Friday, December 31, 2010

Candy Cane'sLain

I have my alarmist pants hitched up high, and boy, I am going to need them for this post because I am geared up to overreact.
The papers have been loosely following a story that evolved over Christmas where a woman deposited a shrunken head toy and a ghastly skeleton wearing Santa clothes into the mailboxes of some Candy cane lane residents, Candy Cane lane being a neighborhood in Edmonton that is known for its fanciful Christmas decorations.

There are no reports of the woman's age, who apparently turned herself in later, but she is consistently referred to as a woman, so it seems reasonable to assume she is the age of majority, which is extra confusing because usually people get these kinds of stunts out of their system when they are young and ridiculous, and have no concept of consequences. To me, that is the most worrying aspect of this incident.

A rational person has a vague notion of what kind of consequence their actions will merit. Some are even reasonable enough to realize that it does not matter how much you beg, plead, argue, coerce or convince, people are going to do whatever they want to do, and there is no way some rambling two page letter about the "Santa lie" is going to convince them to change the habits they have obviously spent a lot of time and  money on. Therefore what exactly this woman was attempting to achieve is unclear. But whatever idea she had persisted through the planning, preparing, and execution of this stunt, even continuing on afterward, since she took a few days to turn herself in.

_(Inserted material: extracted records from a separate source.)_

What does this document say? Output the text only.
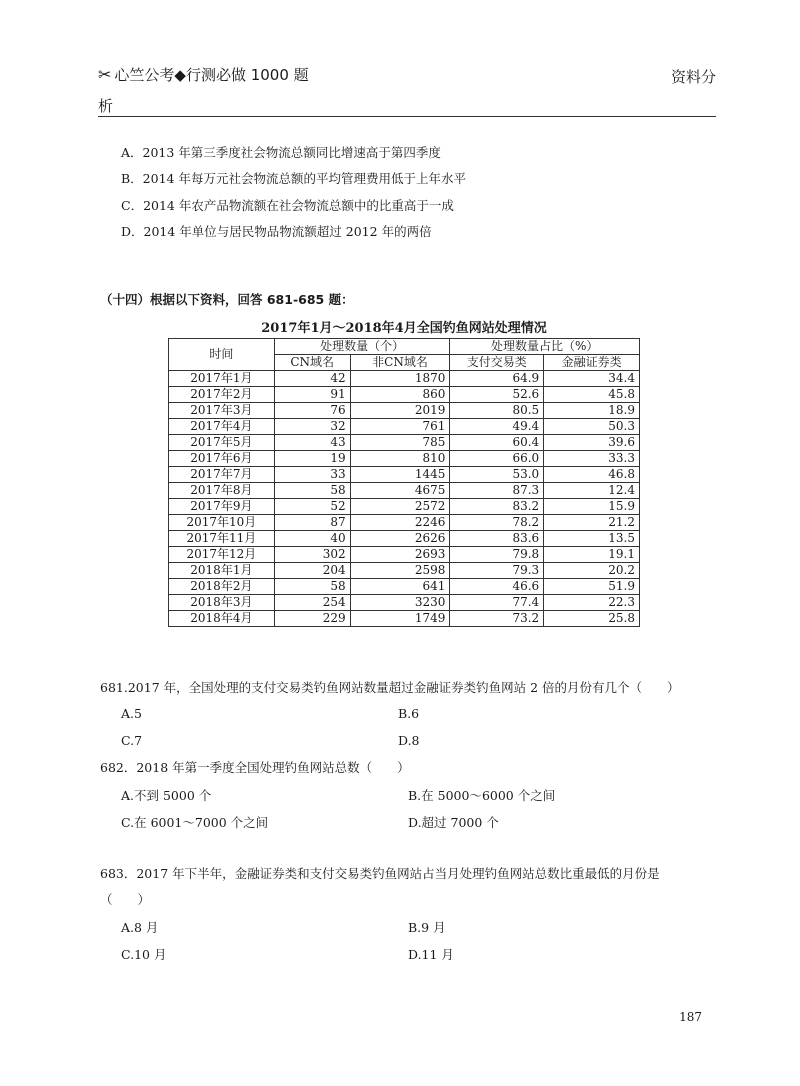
✂ 心竺公考◆行测必做 1000 题	资料分
析
A．2013 年第三季度社会物流总额同比增速高于第四季度
B．2014 年每万元社会物流总额的平均管理费用低于上年水平
C．2014 年农产品物流额在社会物流总额中的比重高于一成
D．2014 年单位与居民物品物流额超过 2012 年的两倍
（十四）根据以下资料，回答 681-685 题：
2017年1月～2018年4月全国钓鱼网站处理情况
时间	处理数量（个）		处理数量占比（%）	
	CN域名	非CN域名	支付交易类	金融证券类
2017年1月	42	1870	64.9	34.4
2017年2月	91	860	52.6	45.8
2017年3月	76	2019	80.5	18.9
2017年4月	32	761	49.4	50.3
2017年5月	43	785	60.4	39.6
2017年6月	19	810	66.0	33.3
2017年7月	33	1445	53.0	46.8
2017年8月	58	4675	87.3	12.4
2017年9月	52	2572	83.2	15.9
2017年10月	87	2246	78.2	21.2
2017年11月	40	2626	83.6	13.5
2017年12月	302	2693	79.8	19.1
2018年1月	204	2598	79.3	20.2
2018年2月	58	641	46.6	51.9
2018年3月	254	3230	77.4	22.3
2018年4月	229	1749	73.2	25.8
681.2017 年，全国处理的支付交易类钓鱼网站数量超过金融证券类钓鱼网站 2 倍的月份有几个（　　）
A.5	B.6
C.7	D.8
682．2018 年第一季度全国处理钓鱼网站总数（　　）
A.不到 5000 个	B.在 5000～6000 个之间
C.在 6001～7000 个之间	D.超过 7000 个
683．2017 年下半年，金融证券类和支付交易类钓鱼网站占当月处理钓鱼网站总数比重最低的月份是
（　　）
A.8 月	B.9 月
C.10 月	D.11 月
187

One of two things must hold; one she has such an incredible disconnect with the world that she formed some grandiose notion of the aftereffects of these actions that convinced her to expend the effort, or two she simply did not consider what would happen, and decided to enact the theory anyway. Both of these concepts, personally, indicate to me, a need for psychiatric intervention.

Are you serious? People do stupid things all the time!
That is entirely true, Dear Reader, or else twilight would not be successful. The problem, however, is in the nature of this incursion into people's personal spheres. She took it upon herself to "educate" these people. One thing education requires is that a person consider themselves superior to the student. She has no idea who these people are, knows nothing about them except that they decorate their homes for Christmas, but she considers herself above them. That is a pretty creepy notion.

She has not been charged with anything because the police insist she was breaking no laws but if they did not even expend some modest effort to charge her with something, it is mostly because they do not care that much  about the whole situation, which is fine. I think the police have better things to deal with than chase down people who think rubber fingers in mailboxes are a statement of something other than "I am a loony". However, I do think that this woman should be required to see a psychologist. At the very least so they can glean some good data out of her.

The final thought I would like to leave you with is one that I am shamelessly stealing from some errant commenter on the CBC website; what if this woman had been a Muslim? Her religion, which I assume she is atheist, has certainly not been a factor in this story at all, despite her attack on a christian holiday, but if she had identified as a prominent religion, how would the situation have been alternately perceived? Or if the homes had been a different religion celebrating a different holiday? Food for thought.


Anonymous said...

You're looking too far into this. She was probably trying to pull off something from the movie "the nightmare before Christmas"

She doesn't need to see anyone. And the Muslim thing,that's just cheap

Miss Ernst said...

A grown woman trying to emulate a claymation Halloween movie and you think she's all right in the head?

If imagining alternate situations caused you to think some bad things, well, that reveals something about your own prejudices, not mine.